Di Kostarika, laba-laba sarang bulat Leucauge argyra berjuang sekuat tenaga untuk memenuhi kebutuhan Hymenoepimecis argyraphaga, penyengat benalu lainnya. Penyengat betina menempelkan telurnya ke tubuh sang inang. Setelah larva menetas, dia membuat beberapa lubang di perut laba-laba dan mengisap darahnya. Setelah larva mencapai puncak pertumbuhannya, dalam dua minggu, laba-laba merobek sarangnya dan menganyam sawang baru yang sangat berbeda sekali bentuknya. Alih-alih membuat sarang dengan banyak benang berselirat guna menangkap serangga terbang, sawang yang baru itu hanya terdiri atas beberapa benang tebal yang bertemu di titik pusat.

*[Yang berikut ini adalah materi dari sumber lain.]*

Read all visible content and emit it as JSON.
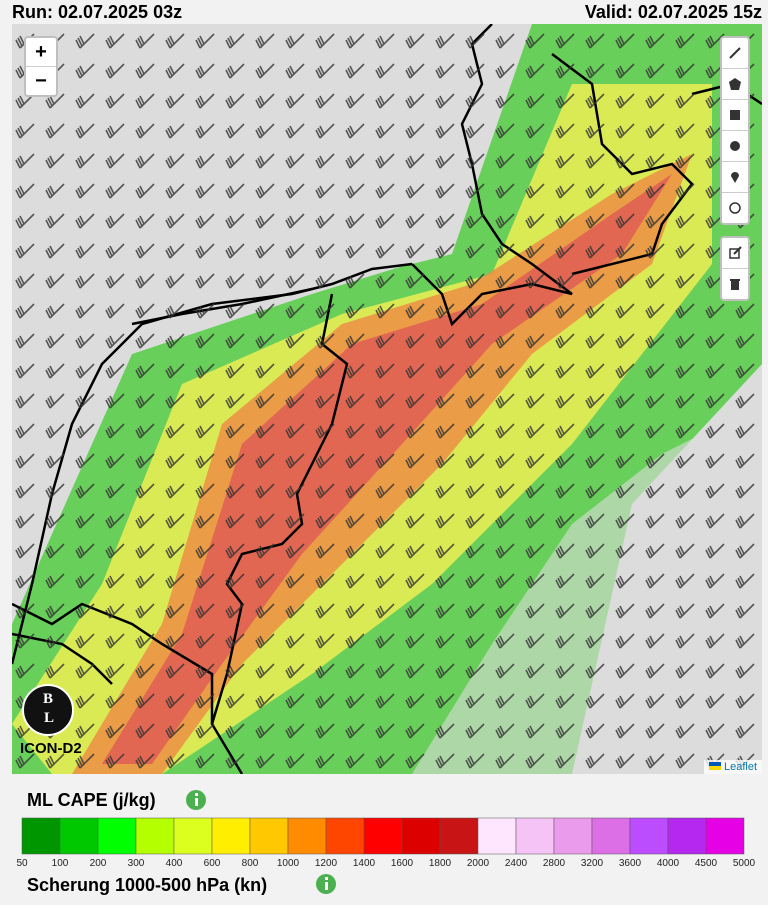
{
  "header": {
    "run": "Run: 02.07.2025 03z",
    "valid": "Valid: 02.07.2025 15z"
  },
  "map": {
    "zoom_in": "+",
    "zoom_out": "−",
    "logo_top": "B",
    "logo_bottom": "L",
    "model": "ICON-D2",
    "attribution": "Leaflet"
  },
  "legend": {
    "title": "ML CAPE (j/kg)",
    "labels": [
      "50",
      "100",
      "200",
      "300",
      "400",
      "600",
      "800",
      "1000",
      "1200",
      "1400",
      "1600",
      "1800",
      "2000",
      "2400",
      "2800",
      "3200",
      "3600",
      "4000",
      "4500",
      "5000"
    ],
    "colors": [
      "#009600",
      "#00c800",
      "#00ff00",
      "#b4ff00",
      "#dcff20",
      "#ffee00",
      "#ffc800",
      "#ff8c00",
      "#ff4600",
      "#ff0000",
      "#dc0000",
      "#c81414",
      "#ffe6ff",
      "#f5c3f5",
      "#eb9beb",
      "#dc6ee6",
      "#bb4dff",
      "#b428f0",
      "#e600e6"
    ],
    "second_title": "Scherung 1000-500 hPa (kn)"
  }
}
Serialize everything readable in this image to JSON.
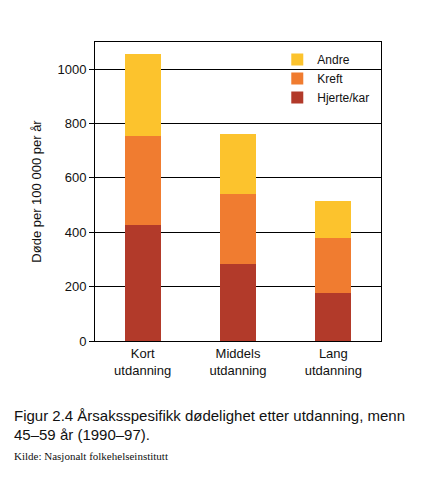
{
  "chart_data": {
    "type": "bar",
    "stacked": true,
    "categories": [
      "Kort utdanning",
      "Middels utdanning",
      "Lang utdanning"
    ],
    "series": [
      {
        "name": "Hjerte/kar",
        "color": "#b23a2a",
        "values": [
          425,
          285,
          175
        ]
      },
      {
        "name": "Kreft",
        "color": "#f07c30",
        "values": [
          330,
          255,
          205
        ]
      },
      {
        "name": "Andre",
        "color": "#fcc32d",
        "values": [
          300,
          220,
          135
        ]
      }
    ],
    "ylabel": "Døde per 100 000 per år",
    "ylim": [
      0,
      1100
    ],
    "yticks": [
      0,
      200,
      400,
      600,
      800,
      1000
    ],
    "grid": true,
    "legend": "top right",
    "annotations": [
      "Figur 2.4  Årsaksspesifikk dødelighet etter utdanning, menn 45–59 år (1990–97).",
      "Kilde: Nasjonalt folkehelseinstitutt"
    ]
  }
}
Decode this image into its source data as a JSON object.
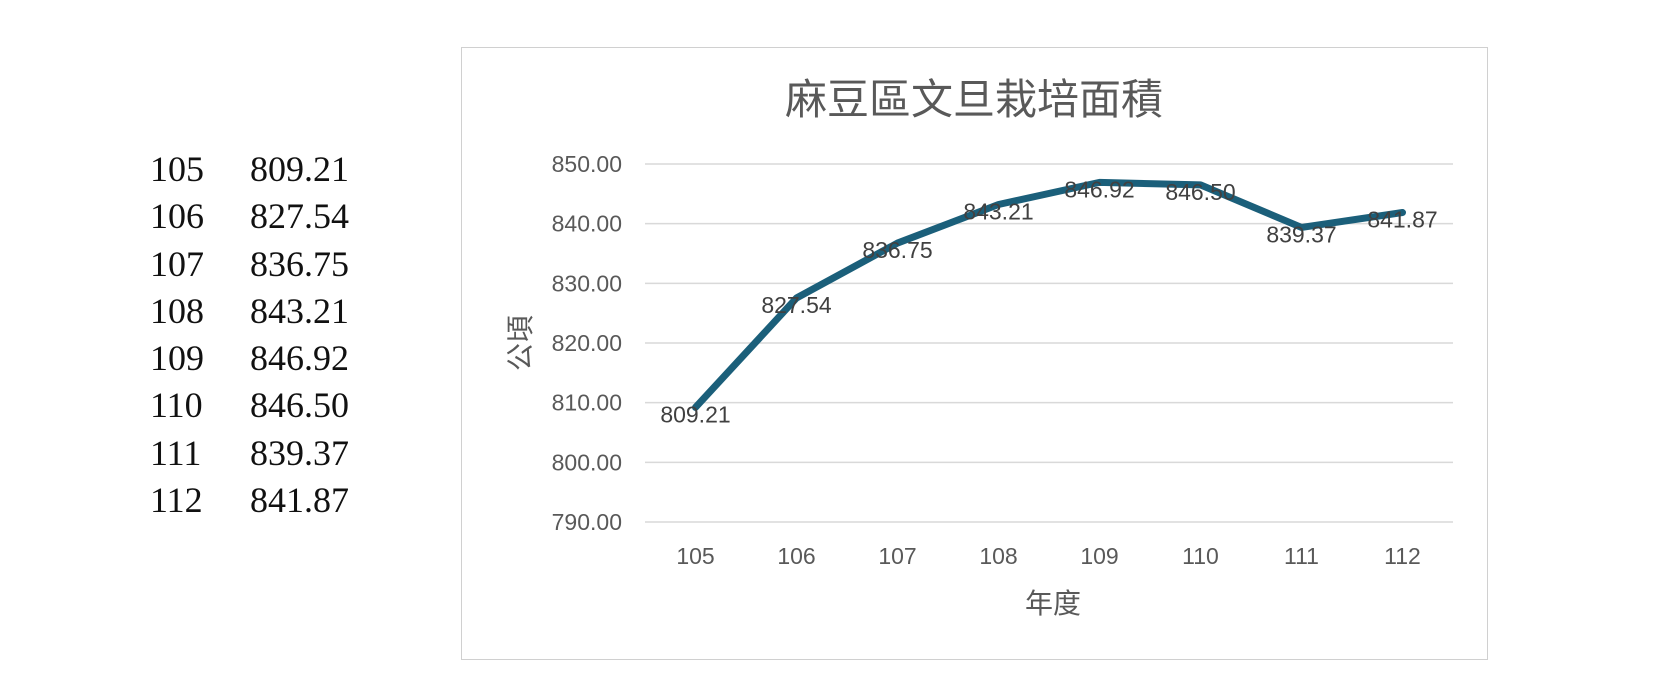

Setelah mengisap inangnya sampai mati, ulat itu memintal kepompongnya pada benang yang bergantung di pusat sarang yang baru. Kepompong yang tergantung di udara tersebut nyaris mustahil dijangkau calon predator.
Parasit juga dapat membujuk inangnya untuk menjaga keselamatannya selama dia masih hidup di dalam tubuh inang. Sebelum menginfeksi inang manusia, Plasmodium, protozoa yang menyebabkan malaria, melewatkan tahap pertama siklus hidupnya dalam tubuh nyamuk. Nyamuk perlu mengisap darah untuk bertahan hidup. Namun, hal tersebut menimbulkan risiko bagi protozoa, karena nyamuk dapat terbunuh di tangan manusia yang menjadi korbannya, menghilangkan kesempatan Plasmodium menginjak tahap siklus hidup yang selanjutnya, dalam tubuh manusia. Untuk mengurangi risiko ini saat masih berkembang dalam tubuh nyamuk, Plasmodium membuat inangnya menggigit korban lebih sedikit dan pergi lebih cepat jika tidak segera mendapatkan isapan darah.